SV: I met Liam at a college party our first week of school. To be honest, I wasn’t planning on going to the party, but I’m glad I changed my mind at the last minute. We clicked immediately, and after realizing that we were neighbors in our dorm building, we started hanging out all the time.
He played me older songs he’s written, but never fully produced. After listening, I wanted to work with him immediately. As if living in two separate places wasn’t hard enough, the pandemic did not make things easier for us, but I am proud of us for sticking it through and making it work.
TSS: You and Liam are currently working together on his debut EP. What have you enjoyed most about working with him? Why did you select “Wasting Time” as the first single off of the EP?
SV: Watching these songs come to life, one by one, has been so fulfilling. If I could use one word to describe what it’s like to work with Liam, then I would choose “easy.” We are so comfortable and open-minded with each other and our ideas. Writing and working on these songs together came so naturally.
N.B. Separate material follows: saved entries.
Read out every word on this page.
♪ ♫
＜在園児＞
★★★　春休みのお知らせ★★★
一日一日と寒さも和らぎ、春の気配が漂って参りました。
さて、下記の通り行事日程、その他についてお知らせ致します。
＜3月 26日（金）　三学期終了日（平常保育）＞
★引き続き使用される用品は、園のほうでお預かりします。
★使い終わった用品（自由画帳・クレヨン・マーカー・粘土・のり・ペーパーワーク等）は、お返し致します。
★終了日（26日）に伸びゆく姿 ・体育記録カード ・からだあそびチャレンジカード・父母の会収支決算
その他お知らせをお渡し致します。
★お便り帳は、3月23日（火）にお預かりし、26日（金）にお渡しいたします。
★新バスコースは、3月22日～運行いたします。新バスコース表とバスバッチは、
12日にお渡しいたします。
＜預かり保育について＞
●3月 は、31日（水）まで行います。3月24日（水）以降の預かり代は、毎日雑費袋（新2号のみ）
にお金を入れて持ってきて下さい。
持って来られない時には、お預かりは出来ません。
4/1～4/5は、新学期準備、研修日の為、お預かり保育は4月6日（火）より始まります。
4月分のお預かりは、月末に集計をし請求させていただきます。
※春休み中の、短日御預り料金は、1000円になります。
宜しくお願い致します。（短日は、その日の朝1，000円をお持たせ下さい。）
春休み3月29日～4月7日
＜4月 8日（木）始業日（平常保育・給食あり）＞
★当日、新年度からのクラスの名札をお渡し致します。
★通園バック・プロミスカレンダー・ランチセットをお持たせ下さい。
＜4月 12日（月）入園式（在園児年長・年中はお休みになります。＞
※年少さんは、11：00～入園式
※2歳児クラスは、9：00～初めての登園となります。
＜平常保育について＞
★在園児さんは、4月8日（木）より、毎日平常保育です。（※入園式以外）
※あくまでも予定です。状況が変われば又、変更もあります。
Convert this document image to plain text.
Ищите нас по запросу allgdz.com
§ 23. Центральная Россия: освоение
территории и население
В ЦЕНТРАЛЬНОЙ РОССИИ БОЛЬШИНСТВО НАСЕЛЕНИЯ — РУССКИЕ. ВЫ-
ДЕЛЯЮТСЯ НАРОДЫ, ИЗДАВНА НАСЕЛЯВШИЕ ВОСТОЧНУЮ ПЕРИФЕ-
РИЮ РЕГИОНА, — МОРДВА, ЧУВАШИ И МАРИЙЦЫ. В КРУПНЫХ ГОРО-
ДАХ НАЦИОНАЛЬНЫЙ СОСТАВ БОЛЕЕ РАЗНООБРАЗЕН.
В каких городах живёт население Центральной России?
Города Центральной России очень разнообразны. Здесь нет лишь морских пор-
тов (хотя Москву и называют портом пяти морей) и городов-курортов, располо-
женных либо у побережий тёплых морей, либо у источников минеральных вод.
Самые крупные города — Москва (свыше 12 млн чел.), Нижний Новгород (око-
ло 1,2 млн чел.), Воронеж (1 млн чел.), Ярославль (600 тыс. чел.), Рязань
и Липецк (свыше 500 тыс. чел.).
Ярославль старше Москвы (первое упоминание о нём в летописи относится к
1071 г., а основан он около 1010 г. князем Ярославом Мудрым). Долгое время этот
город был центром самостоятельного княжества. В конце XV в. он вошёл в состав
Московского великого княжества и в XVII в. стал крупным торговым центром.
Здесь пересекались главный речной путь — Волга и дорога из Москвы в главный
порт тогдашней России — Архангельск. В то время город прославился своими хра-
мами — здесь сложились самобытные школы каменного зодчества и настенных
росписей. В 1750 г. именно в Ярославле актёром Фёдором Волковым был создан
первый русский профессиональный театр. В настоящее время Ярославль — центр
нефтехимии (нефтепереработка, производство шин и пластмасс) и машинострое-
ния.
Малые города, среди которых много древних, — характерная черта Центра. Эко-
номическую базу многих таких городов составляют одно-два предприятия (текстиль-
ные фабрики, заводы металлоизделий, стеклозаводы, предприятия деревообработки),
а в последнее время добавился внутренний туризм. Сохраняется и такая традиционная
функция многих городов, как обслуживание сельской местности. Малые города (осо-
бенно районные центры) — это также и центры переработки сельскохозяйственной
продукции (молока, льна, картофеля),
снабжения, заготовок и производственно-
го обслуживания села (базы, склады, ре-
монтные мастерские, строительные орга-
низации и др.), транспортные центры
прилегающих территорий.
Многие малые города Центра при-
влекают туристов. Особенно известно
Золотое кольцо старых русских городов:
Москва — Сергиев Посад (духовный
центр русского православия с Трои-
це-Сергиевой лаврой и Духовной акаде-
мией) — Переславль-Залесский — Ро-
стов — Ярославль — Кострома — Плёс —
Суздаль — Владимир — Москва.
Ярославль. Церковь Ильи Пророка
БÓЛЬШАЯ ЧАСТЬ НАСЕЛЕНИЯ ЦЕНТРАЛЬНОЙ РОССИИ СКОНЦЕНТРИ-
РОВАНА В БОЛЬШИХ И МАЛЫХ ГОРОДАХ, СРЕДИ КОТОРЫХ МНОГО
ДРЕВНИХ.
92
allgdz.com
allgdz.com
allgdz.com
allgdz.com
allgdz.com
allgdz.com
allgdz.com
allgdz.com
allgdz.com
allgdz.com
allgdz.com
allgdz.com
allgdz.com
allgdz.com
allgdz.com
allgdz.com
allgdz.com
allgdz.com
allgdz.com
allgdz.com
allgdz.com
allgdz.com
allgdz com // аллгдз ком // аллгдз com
Other than being the first song we wrote together, “Wasting Time” should be the single because of the energy of the song. The groove is infectious, the melody is unforgettable, and you just can’t help but want to sing along.
TSS: What plans do you have for writing, recording and releasing your own new material this year?
SV: I actually have a couple of instrumental pieces that I’ve finished that are ready to be released. The EP is my top priority. It’s challenging to find time between school, work and performances to consistently put out new releases, but I’m sure you’ll be seeing some new material from me this year.